Helgard Gammert war damals im Kommunalen Kino in Mannheim. „Nur du kannst mein Kino weiterführen“, sagte Salzgeber. Das tat sie mit geliehenem Geld und Hilfe des Senats.

 

Doch bald gab es auch andere anspruchsvolle Kinos in der Stadt.
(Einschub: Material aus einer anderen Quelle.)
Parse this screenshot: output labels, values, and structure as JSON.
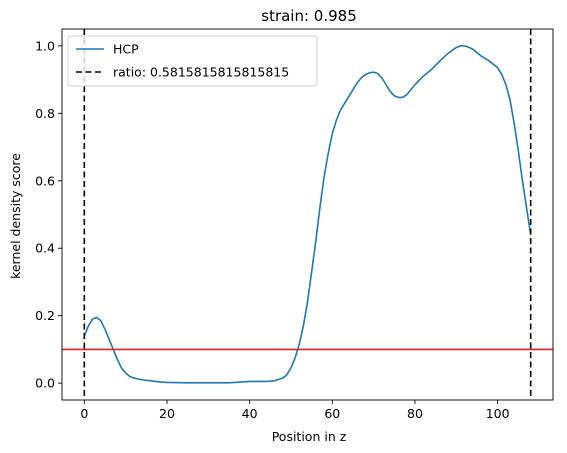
{
  "chart_data": {
    "type": "line",
    "title": "strain: 0.985",
    "xlabel": "Position in z",
    "ylabel": "kernel density score",
    "xlim": [
      -5.4,
      113.4
    ],
    "ylim": [
      -0.05,
      1.05
    ],
    "xticks": [
      0,
      20,
      40,
      60,
      80,
      100
    ],
    "yticks": [
      0.0,
      0.2,
      0.4,
      0.6,
      0.8,
      1.0
    ],
    "xtick_labels": [
      "0",
      "20",
      "40",
      "60",
      "80",
      "100"
    ],
    "ytick_labels": [
      "0.0",
      "0.2",
      "0.4",
      "0.6",
      "0.8",
      "1.0"
    ],
    "grid": false,
    "legend_position": "upper-left",
    "series": [
      {
        "name": "HCP",
        "color": "#1f77b4",
        "x": [
          0,
          1,
          2,
          3,
          4,
          5,
          6,
          7,
          8,
          9,
          10,
          11,
          12,
          14,
          16,
          18,
          20,
          25,
          30,
          35,
          40,
          44,
          46,
          48,
          49,
          50,
          51,
          52,
          53,
          54,
          55,
          56,
          57,
          58,
          59,
          60,
          61,
          62,
          63,
          64,
          65,
          66,
          67,
          68,
          69,
          70,
          71,
          72,
          73,
          74,
          75,
          76,
          77,
          78,
          79,
          80,
          82,
          84,
          86,
          88,
          90,
          91,
          92,
          93,
          94,
          95,
          96,
          98,
          100,
          101,
          102,
          103,
          104,
          105,
          106,
          107,
          108
        ],
        "y": [
          0.14,
          0.17,
          0.19,
          0.195,
          0.185,
          0.16,
          0.13,
          0.1,
          0.07,
          0.045,
          0.03,
          0.02,
          0.015,
          0.01,
          0.007,
          0.004,
          0.002,
          0.001,
          0.001,
          0.001,
          0.005,
          0.005,
          0.007,
          0.015,
          0.025,
          0.045,
          0.075,
          0.115,
          0.17,
          0.24,
          0.33,
          0.42,
          0.52,
          0.61,
          0.68,
          0.74,
          0.78,
          0.81,
          0.83,
          0.85,
          0.87,
          0.89,
          0.905,
          0.915,
          0.92,
          0.922,
          0.918,
          0.905,
          0.885,
          0.865,
          0.852,
          0.847,
          0.847,
          0.855,
          0.87,
          0.885,
          0.91,
          0.93,
          0.955,
          0.978,
          0.995,
          1.0,
          1.0,
          0.996,
          0.99,
          0.98,
          0.97,
          0.955,
          0.935,
          0.915,
          0.885,
          0.84,
          0.77,
          0.69,
          0.6,
          0.52,
          0.44
        ]
      }
    ],
    "hlines": [
      {
        "y": 0.1,
        "color": "#d62728"
      }
    ],
    "vlines": [
      {
        "x": 0,
        "color": "#000000",
        "style": "dashed"
      },
      {
        "x": 108,
        "color": "#000000",
        "style": "dashed"
      }
    ],
    "legend": [
      {
        "label": "HCP",
        "color": "#1f77b4",
        "style": "solid"
      },
      {
        "label": "ratio: 0.5815815815815815",
        "color": "#000000",
        "style": "dashed"
      }
    ]
  }
}
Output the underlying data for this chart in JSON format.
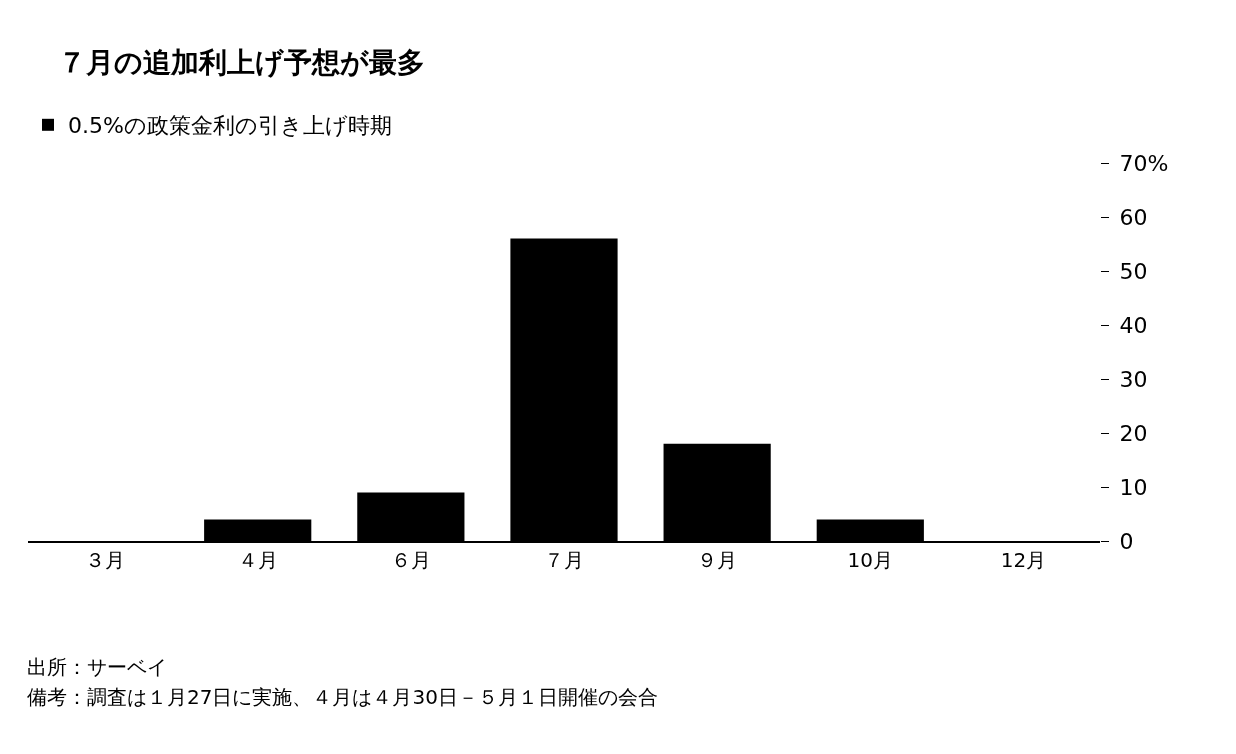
{
  "chart_data": {
    "type": "bar",
    "title": "７月の追加利上げ予想が最多",
    "categories": [
      "３月",
      "４月",
      "６月",
      "７月",
      "９月",
      "10月",
      "12月"
    ],
    "series": [
      {
        "name": "0.5%の政策金利の引き上げ時期",
        "color": "#000000",
        "values": [
          0,
          4,
          9,
          56,
          18,
          4,
          0
        ]
      }
    ],
    "ylim": [
      0,
      70
    ],
    "yticks": [
      0,
      10,
      20,
      30,
      40,
      50,
      60,
      {
        "value": 70,
        "label": "70%"
      }
    ],
    "grid": false,
    "legend": "top left",
    "annotations": [
      "出所：サーベイ",
      "備考：調査は１月27日に実施、４月は４月30日－５月１日開催の会合"
    ]
  }
}
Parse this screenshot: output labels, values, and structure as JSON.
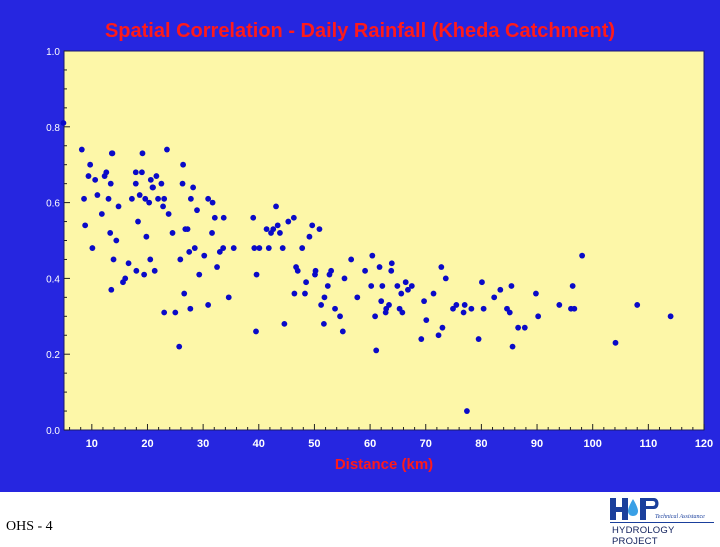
{
  "chart_data": {
    "type": "scatter",
    "title": "Spatial Correlation - Daily Rainfall (Kheda Catchment)",
    "xlabel": "Distance (km)",
    "ylabel": "",
    "xlim": [
      5,
      120
    ],
    "ylim": [
      0,
      1.0
    ],
    "x_ticks": [
      "10",
      "20",
      "30",
      "40",
      "50",
      "60",
      "70",
      "80",
      "90",
      "100",
      "110",
      "120"
    ],
    "y_ticks": [
      "0.0",
      "0.2",
      "0.4",
      "0.6",
      "0.8",
      "1.0"
    ],
    "grid": false,
    "point_color": "#0a0ac8",
    "points": [
      [
        4.9,
        0.81
      ],
      [
        8.2,
        0.74
      ],
      [
        8.6,
        0.61
      ],
      [
        8.8,
        0.54
      ],
      [
        9.4,
        0.67
      ],
      [
        9.7,
        0.7
      ],
      [
        10.1,
        0.48
      ],
      [
        10.6,
        0.66
      ],
      [
        11.0,
        0.62
      ],
      [
        11.8,
        0.57
      ],
      [
        12.3,
        0.67
      ],
      [
        12.6,
        0.68
      ],
      [
        13.0,
        0.61
      ],
      [
        13.3,
        0.52
      ],
      [
        13.6,
        0.73
      ],
      [
        13.7,
        0.73
      ],
      [
        13.4,
        0.65
      ],
      [
        13.5,
        0.37
      ],
      [
        13.9,
        0.45
      ],
      [
        14.4,
        0.5
      ],
      [
        14.8,
        0.59
      ],
      [
        15.6,
        0.39
      ],
      [
        16.0,
        0.4
      ],
      [
        16.6,
        0.44
      ],
      [
        17.2,
        0.61
      ],
      [
        17.9,
        0.65
      ],
      [
        17.9,
        0.68
      ],
      [
        18.0,
        0.42
      ],
      [
        18.3,
        0.55
      ],
      [
        18.6,
        0.62
      ],
      [
        19.0,
        0.68
      ],
      [
        19.1,
        0.73
      ],
      [
        19.4,
        0.41
      ],
      [
        19.6,
        0.61
      ],
      [
        19.8,
        0.51
      ],
      [
        20.3,
        0.6
      ],
      [
        20.5,
        0.45
      ],
      [
        20.6,
        0.66
      ],
      [
        20.9,
        0.64
      ],
      [
        21.0,
        0.64
      ],
      [
        21.3,
        0.42
      ],
      [
        21.6,
        0.67
      ],
      [
        21.9,
        0.61
      ],
      [
        22.5,
        0.65
      ],
      [
        22.8,
        0.59
      ],
      [
        23.0,
        0.61
      ],
      [
        23.0,
        0.31
      ],
      [
        23.5,
        0.74
      ],
      [
        23.8,
        0.57
      ],
      [
        24.5,
        0.52
      ],
      [
        25.0,
        0.31
      ],
      [
        25.7,
        0.22
      ],
      [
        25.9,
        0.45
      ],
      [
        26.3,
        0.65
      ],
      [
        26.4,
        0.7
      ],
      [
        26.6,
        0.36
      ],
      [
        26.8,
        0.53
      ],
      [
        27.2,
        0.53
      ],
      [
        27.5,
        0.47
      ],
      [
        27.7,
        0.32
      ],
      [
        27.8,
        0.61
      ],
      [
        28.2,
        0.64
      ],
      [
        28.5,
        0.48
      ],
      [
        28.9,
        0.58
      ],
      [
        29.3,
        0.41
      ],
      [
        30.2,
        0.46
      ],
      [
        30.9,
        0.33
      ],
      [
        30.9,
        0.61
      ],
      [
        31.6,
        0.52
      ],
      [
        31.7,
        0.6
      ],
      [
        32.1,
        0.56
      ],
      [
        32.5,
        0.43
      ],
      [
        33.0,
        0.47
      ],
      [
        33.6,
        0.48
      ],
      [
        33.7,
        0.56
      ],
      [
        34.6,
        0.35
      ],
      [
        35.5,
        0.48
      ],
      [
        39.0,
        0.56
      ],
      [
        39.2,
        0.48
      ],
      [
        39.5,
        0.26
      ],
      [
        39.6,
        0.41
      ],
      [
        40.1,
        0.48
      ],
      [
        41.4,
        0.53
      ],
      [
        41.8,
        0.48
      ],
      [
        42.2,
        0.52
      ],
      [
        42.6,
        0.53
      ],
      [
        43.1,
        0.59
      ],
      [
        43.4,
        0.54
      ],
      [
        43.8,
        0.52
      ],
      [
        44.3,
        0.48
      ],
      [
        44.6,
        0.28
      ],
      [
        45.3,
        0.55
      ],
      [
        46.3,
        0.56
      ],
      [
        46.4,
        0.36
      ],
      [
        46.7,
        0.43
      ],
      [
        47.0,
        0.42
      ],
      [
        47.8,
        0.48
      ],
      [
        48.3,
        0.36
      ],
      [
        48.5,
        0.39
      ],
      [
        49.1,
        0.51
      ],
      [
        49.6,
        0.54
      ],
      [
        50.1,
        0.41
      ],
      [
        50.2,
        0.42
      ],
      [
        50.9,
        0.53
      ],
      [
        51.2,
        0.33
      ],
      [
        51.7,
        0.28
      ],
      [
        51.8,
        0.35
      ],
      [
        52.4,
        0.38
      ],
      [
        52.7,
        0.41
      ],
      [
        53.0,
        0.42
      ],
      [
        53.7,
        0.32
      ],
      [
        54.6,
        0.3
      ],
      [
        55.1,
        0.26
      ],
      [
        55.4,
        0.4
      ],
      [
        56.6,
        0.45
      ],
      [
        57.7,
        0.35
      ],
      [
        59.1,
        0.42
      ],
      [
        60.2,
        0.38
      ],
      [
        60.4,
        0.46
      ],
      [
        60.9,
        0.3
      ],
      [
        61.1,
        0.21
      ],
      [
        61.7,
        0.43
      ],
      [
        62.0,
        0.34
      ],
      [
        62.2,
        0.38
      ],
      [
        62.8,
        0.31
      ],
      [
        62.9,
        0.32
      ],
      [
        63.4,
        0.33
      ],
      [
        63.8,
        0.42
      ],
      [
        63.9,
        0.44
      ],
      [
        64.9,
        0.38
      ],
      [
        65.3,
        0.32
      ],
      [
        65.6,
        0.36
      ],
      [
        65.8,
        0.31
      ],
      [
        66.4,
        0.39
      ],
      [
        66.8,
        0.37
      ],
      [
        67.5,
        0.38
      ],
      [
        69.2,
        0.24
      ],
      [
        69.7,
        0.34
      ],
      [
        70.1,
        0.29
      ],
      [
        71.4,
        0.36
      ],
      [
        72.3,
        0.25
      ],
      [
        72.8,
        0.43
      ],
      [
        73.0,
        0.27
      ],
      [
        73.6,
        0.4
      ],
      [
        74.9,
        0.32
      ],
      [
        75.5,
        0.33
      ],
      [
        76.8,
        0.31
      ],
      [
        77.0,
        0.33
      ],
      [
        77.4,
        0.05
      ],
      [
        78.2,
        0.32
      ],
      [
        79.5,
        0.24
      ],
      [
        80.1,
        0.39
      ],
      [
        80.4,
        0.32
      ],
      [
        82.3,
        0.35
      ],
      [
        83.4,
        0.37
      ],
      [
        84.6,
        0.32
      ],
      [
        85.1,
        0.31
      ],
      [
        85.4,
        0.38
      ],
      [
        85.6,
        0.22
      ],
      [
        86.6,
        0.27
      ],
      [
        87.8,
        0.27
      ],
      [
        89.8,
        0.36
      ],
      [
        90.2,
        0.3
      ],
      [
        94.0,
        0.33
      ],
      [
        96.1,
        0.32
      ],
      [
        96.7,
        0.32
      ],
      [
        96.4,
        0.38
      ],
      [
        98.1,
        0.46
      ],
      [
        104.1,
        0.23
      ],
      [
        108.0,
        0.33
      ],
      [
        114.0,
        0.3
      ]
    ]
  },
  "footer": {
    "slide_id": "OHS - 4",
    "logo_text": "HP",
    "logo_tagline": "Technical Assistance",
    "logo_project": "HYDROLOGY PROJECT",
    "plot_bg": "#fdf7a8",
    "panel_bg": "#2626e0",
    "title_color": "#ff1a1a"
  }
}
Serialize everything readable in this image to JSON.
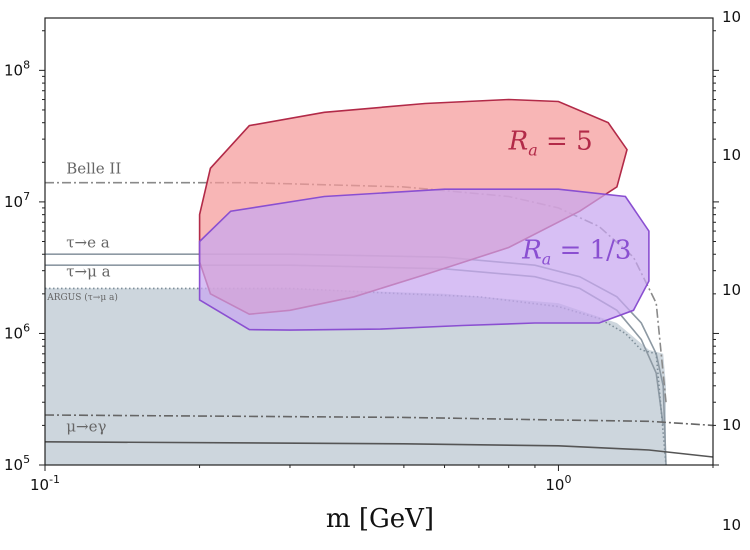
{
  "chart_data": {
    "type": "area",
    "xscale": "log",
    "yscale": "log",
    "xlim": [
      0.1,
      2.0
    ],
    "ylim": [
      100000,
      250000000
    ],
    "xlabel": "m [GeV]",
    "xticks": [
      {
        "value": 0.1,
        "base": "10",
        "exp": "-1"
      },
      {
        "value": 1.0,
        "base": "10",
        "exp": "0"
      }
    ],
    "yticks": [
      {
        "value": 100000,
        "base": "10",
        "exp": "5"
      },
      {
        "value": 1000000,
        "base": "10",
        "exp": "6"
      },
      {
        "value": 10000000,
        "base": "10",
        "exp": "7"
      },
      {
        "value": 100000000,
        "base": "10",
        "exp": "8"
      }
    ],
    "right_axis_partial_labels": [
      "10",
      "10",
      "10",
      "10",
      "10"
    ],
    "excluded_region": {
      "color": "#cdd6dd",
      "x": [
        0.1,
        0.3,
        0.6,
        1.0,
        1.3,
        1.5,
        1.6,
        1.62,
        1.62
      ],
      "y": [
        2200000,
        2200000,
        2000000,
        1700000,
        1200000,
        750000,
        700000,
        400000,
        100000
      ]
    },
    "constraint_lines": [
      {
        "label": "Belle II",
        "style": "dashdot",
        "color": "#8a8a8a",
        "x": [
          0.1,
          0.25,
          0.5,
          0.8,
          1.0,
          1.2,
          1.4,
          1.55,
          1.62
        ],
        "y": [
          14000000,
          14000000,
          13000000,
          11000000,
          9000000,
          6500000,
          3800000,
          1700000,
          300000
        ]
      },
      {
        "label": "τ→e a",
        "style": "solid",
        "color": "#8d99a3",
        "x": [
          0.1,
          0.3,
          0.6,
          0.9,
          1.1,
          1.3,
          1.45,
          1.55,
          1.6,
          1.62
        ],
        "y": [
          4000000,
          4000000,
          3800000,
          3300000,
          2700000,
          1900000,
          1200000,
          700000,
          400000,
          100000
        ]
      },
      {
        "label": "τ→μ a",
        "style": "solid",
        "color": "#8d99a3",
        "x": [
          0.1,
          0.3,
          0.6,
          0.9,
          1.1,
          1.3,
          1.45,
          1.55,
          1.6
        ],
        "y": [
          3300000,
          3300000,
          3100000,
          2700000,
          2200000,
          1500000,
          900000,
          500000,
          200000
        ]
      },
      {
        "label": "ARGUS (τ→μ a)",
        "style": "dotted",
        "color": "#7f8f9a",
        "x": [
          0.1,
          0.3,
          0.5,
          0.7,
          1.0,
          1.2,
          1.35,
          1.45,
          1.55,
          1.62
        ],
        "y": [
          2200000,
          2200000,
          2000000,
          1900000,
          1600000,
          1300000,
          1000000,
          750000,
          700000,
          100000
        ]
      },
      {
        "label": "μ→eγ",
        "style": "dashdot",
        "color": "#666666",
        "x": [
          0.1,
          0.5,
          1.0,
          1.5,
          2.0
        ],
        "y": [
          240000,
          230000,
          220000,
          215000,
          200000
        ]
      },
      {
        "label": "",
        "style": "solid",
        "color": "#555555",
        "x": [
          0.1,
          0.5,
          1.0,
          1.5,
          2.0
        ],
        "y": [
          150000,
          145000,
          140000,
          130000,
          115000
        ]
      }
    ],
    "series": [
      {
        "name": "R_a = 5",
        "label_text": "= 5",
        "fill": "#f59a9a",
        "stroke": "#b22a48",
        "opacity": 0.72,
        "label_x": 0.8,
        "label_y": 25000000,
        "x": [
          0.2,
          0.21,
          0.25,
          0.35,
          0.55,
          0.8,
          1.0,
          1.25,
          1.36,
          1.3,
          1.1,
          0.8,
          0.55,
          0.4,
          0.3,
          0.25,
          0.21,
          0.2
        ],
        "y": [
          8000000,
          18000000,
          38000000,
          48000000,
          56000000,
          60000000,
          58000000,
          40000000,
          25000000,
          13000000,
          8500000,
          4500000,
          2800000,
          1900000,
          1500000,
          1400000,
          2000000,
          3500000
        ]
      },
      {
        "name": "R_a = 1/3",
        "label_text": "= 1/3",
        "fill": "#c8a6f0",
        "stroke": "#8a4fd1",
        "opacity": 0.72,
        "label_x": 0.85,
        "label_y": 3700000,
        "x": [
          0.2,
          0.23,
          0.35,
          0.6,
          1.0,
          1.35,
          1.5,
          1.5,
          1.4,
          1.2,
          0.9,
          0.65,
          0.45,
          0.3,
          0.25,
          0.2
        ],
        "y": [
          5000000,
          8500000,
          11000000,
          12500000,
          12500000,
          11000000,
          6000000,
          2500000,
          1500000,
          1200000,
          1200000,
          1150000,
          1080000,
          1060000,
          1070000,
          1800000
        ]
      }
    ],
    "annotations": [
      {
        "text": "Belle II",
        "x": 0.11,
        "y": 16500000,
        "size": 15
      },
      {
        "text": "τ→e a",
        "x": 0.11,
        "y": 4500000,
        "size": 15
      },
      {
        "text": "τ→μ a",
        "x": 0.11,
        "y": 2700000,
        "size": 15
      },
      {
        "text": "ARGUS (τ→μ a)",
        "x": 0.101,
        "y": 1800000,
        "size": 9
      },
      {
        "text": "μ→eγ",
        "x": 0.11,
        "y": 180000,
        "size": 15
      }
    ]
  }
}
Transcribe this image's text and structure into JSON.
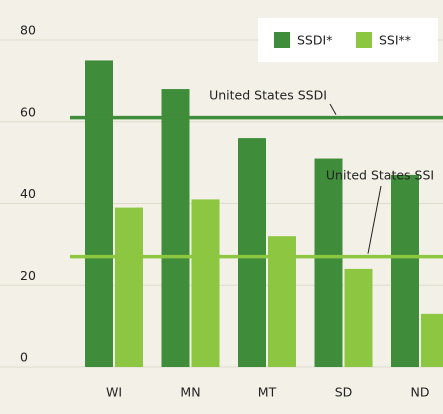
{
  "chart_data": {
    "type": "bar",
    "categories": [
      "WI",
      "MN",
      "MT",
      "SD",
      "ND"
    ],
    "series": [
      {
        "name": "SSDI*",
        "color": "#3f8c3a",
        "values": [
          75,
          68,
          56,
          51,
          47
        ]
      },
      {
        "name": "SSI**",
        "color": "#8dc641",
        "values": [
          39,
          41,
          32,
          24,
          13
        ]
      }
    ],
    "reference_lines": [
      {
        "label": "United States SSDI",
        "value": 61,
        "color": "#3f8c3a"
      },
      {
        "label": "United States SSI",
        "value": 27,
        "color": "#8dc641"
      }
    ],
    "ylim": [
      0,
      80
    ],
    "yticks": [
      0,
      20,
      40,
      60,
      80
    ],
    "grid": true,
    "legend": "top-right"
  }
}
Helgard Gammert begann, Reihen zusammenzustellen – wie demnächst eine Europa-Reihe – oder Filme zu verknüpfen, die filmgeschichtlich miteinander zu tun haben. „Man muss etwas Besonderes machen, um die Zehlendorfer aus dem Haus zu locken“, sagt sie. Ins Bali kommen Besucher in einem unüblichen Altersschnitt zwischen 50 und 70.

 

Es gibt aber auch Kurzfilmnächte mit Studenten aus Babelsberg und Zehlendorfer Schülern, bei denen diese eigene Filme zeigen und darüber diskutieren. Außerdem stellt Helgard Gammert Filmprogramme für Schulen und Stiftungen zusammen. Und mit dem benachbarten Café & Restaurant Oscars veranstaltet sie Ausstellungen, Konzerte und Kindertheater.